After Years of Using Zoom for Teletherapy |
By: Blink Session Jul 12 , 2019 |
Echoes are annoying and can make your session unbearable. Not the one's from Amazon, that's a story for another day.
Echoes occurs when a computer's microphone picks up sound from it's own speakers, or speakers connected to it, and sends it back to other people in the session. If you are the one hearing the echo, then someone else in the session is to blame.
Your computer, phone, or tablet includes noise suppression (canceling) technology which attempts to cancel-out other people's voices which came from it's speakers. Noise suppression also tries to reduce background noise. If it detects the sound came from your speakers, it stops (suppresses) it from being included in the audio-stream.
Noise suppression can be done in two places.

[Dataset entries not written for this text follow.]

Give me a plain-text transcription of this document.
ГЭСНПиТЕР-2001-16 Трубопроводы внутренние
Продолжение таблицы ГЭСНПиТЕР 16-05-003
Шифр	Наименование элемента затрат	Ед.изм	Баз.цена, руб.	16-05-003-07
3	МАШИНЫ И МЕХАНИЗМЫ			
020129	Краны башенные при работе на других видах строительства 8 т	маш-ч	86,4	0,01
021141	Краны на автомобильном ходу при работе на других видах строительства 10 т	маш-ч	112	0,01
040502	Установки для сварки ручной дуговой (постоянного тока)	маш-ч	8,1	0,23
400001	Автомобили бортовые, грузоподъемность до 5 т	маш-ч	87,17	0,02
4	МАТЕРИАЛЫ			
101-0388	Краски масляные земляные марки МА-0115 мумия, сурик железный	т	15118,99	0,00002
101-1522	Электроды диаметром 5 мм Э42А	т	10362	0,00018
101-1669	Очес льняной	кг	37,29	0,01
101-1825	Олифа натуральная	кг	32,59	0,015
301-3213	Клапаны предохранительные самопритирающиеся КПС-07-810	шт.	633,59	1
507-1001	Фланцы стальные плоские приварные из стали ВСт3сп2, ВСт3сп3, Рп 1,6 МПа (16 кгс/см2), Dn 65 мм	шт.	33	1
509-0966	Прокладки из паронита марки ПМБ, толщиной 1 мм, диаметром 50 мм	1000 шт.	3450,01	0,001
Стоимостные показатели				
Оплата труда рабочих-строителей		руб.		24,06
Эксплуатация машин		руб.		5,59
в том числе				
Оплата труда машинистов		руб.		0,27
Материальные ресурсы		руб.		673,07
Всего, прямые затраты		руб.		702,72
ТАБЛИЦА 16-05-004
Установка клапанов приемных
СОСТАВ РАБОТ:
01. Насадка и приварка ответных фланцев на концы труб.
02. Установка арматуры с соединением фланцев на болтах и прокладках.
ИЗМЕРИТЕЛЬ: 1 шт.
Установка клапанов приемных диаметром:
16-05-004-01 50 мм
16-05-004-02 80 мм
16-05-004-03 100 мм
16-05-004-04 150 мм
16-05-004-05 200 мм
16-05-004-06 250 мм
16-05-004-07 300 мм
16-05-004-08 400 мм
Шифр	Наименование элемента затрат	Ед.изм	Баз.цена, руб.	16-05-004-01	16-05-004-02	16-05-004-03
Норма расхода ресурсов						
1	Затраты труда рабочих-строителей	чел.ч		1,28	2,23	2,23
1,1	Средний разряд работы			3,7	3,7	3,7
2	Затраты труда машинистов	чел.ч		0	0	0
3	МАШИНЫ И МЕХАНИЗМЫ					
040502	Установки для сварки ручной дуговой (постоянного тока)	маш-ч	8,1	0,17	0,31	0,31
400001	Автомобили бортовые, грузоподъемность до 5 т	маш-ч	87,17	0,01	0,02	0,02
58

First, microphones designed for human communication, like the one built into your laptop or phone's speaker phone, usually perform noise suppression. Second, all video-conferencing software attempts to suppress potential "echoes".
Without noise suppression, your mic would pick up every sound from your speakers and include it in the audio-stream it sends back to other people in your meeting.
Echoes occur in a video conference when sound which came from your speakers is not suppressed. Here are some of the top reasons noise suppression fails:
1. Using external speakers and the microphone built into your laptop. Built-in laptop mics are usually only able to suppress sound produced by the laptop's speakers. Thus, with external speakers connected, you are more likely to have echo problems unless you are also using a high-quality web cam with a better mic.
2. Particular people's voices and sound quality. As I explained earlier, noise suppression technology works by attempting to detect if the sound it picked up came from your computer speakers. Now, there is no way for the tech to really know the sound came from your speakers, so it makes a guess. That guess is based on a frequency range and some other factors. Sometimes, the sound coming from the person you are talking is outside of those limits and therefore is not canceled.
First off, the person who is NOT hearing the echo is the echo-causer. Thus, if you are hearing an echo, you will need to have the other person deal with it.
1) First, if check if the echo-causer is using a laptop with external speakers. If so, have them disconnect the external speakers. If they must use external speakers, like in a board room, they need to use a mic set up designed for that situation as explained here.
2) Second, have the person turn down the volume of their speakers. This can especially be a problem if they are in a room with an echo to begin with.
3) Third, the best and fool-proof way to eliminate echo is for the echo-causer to use headphones. Doing this will ensure sound from their speakers is never picked up by their mic.
4) Fourth, to reduce the chance of you causing the echo, use a high-quality external web cam. I recommend any web cam from Logitech.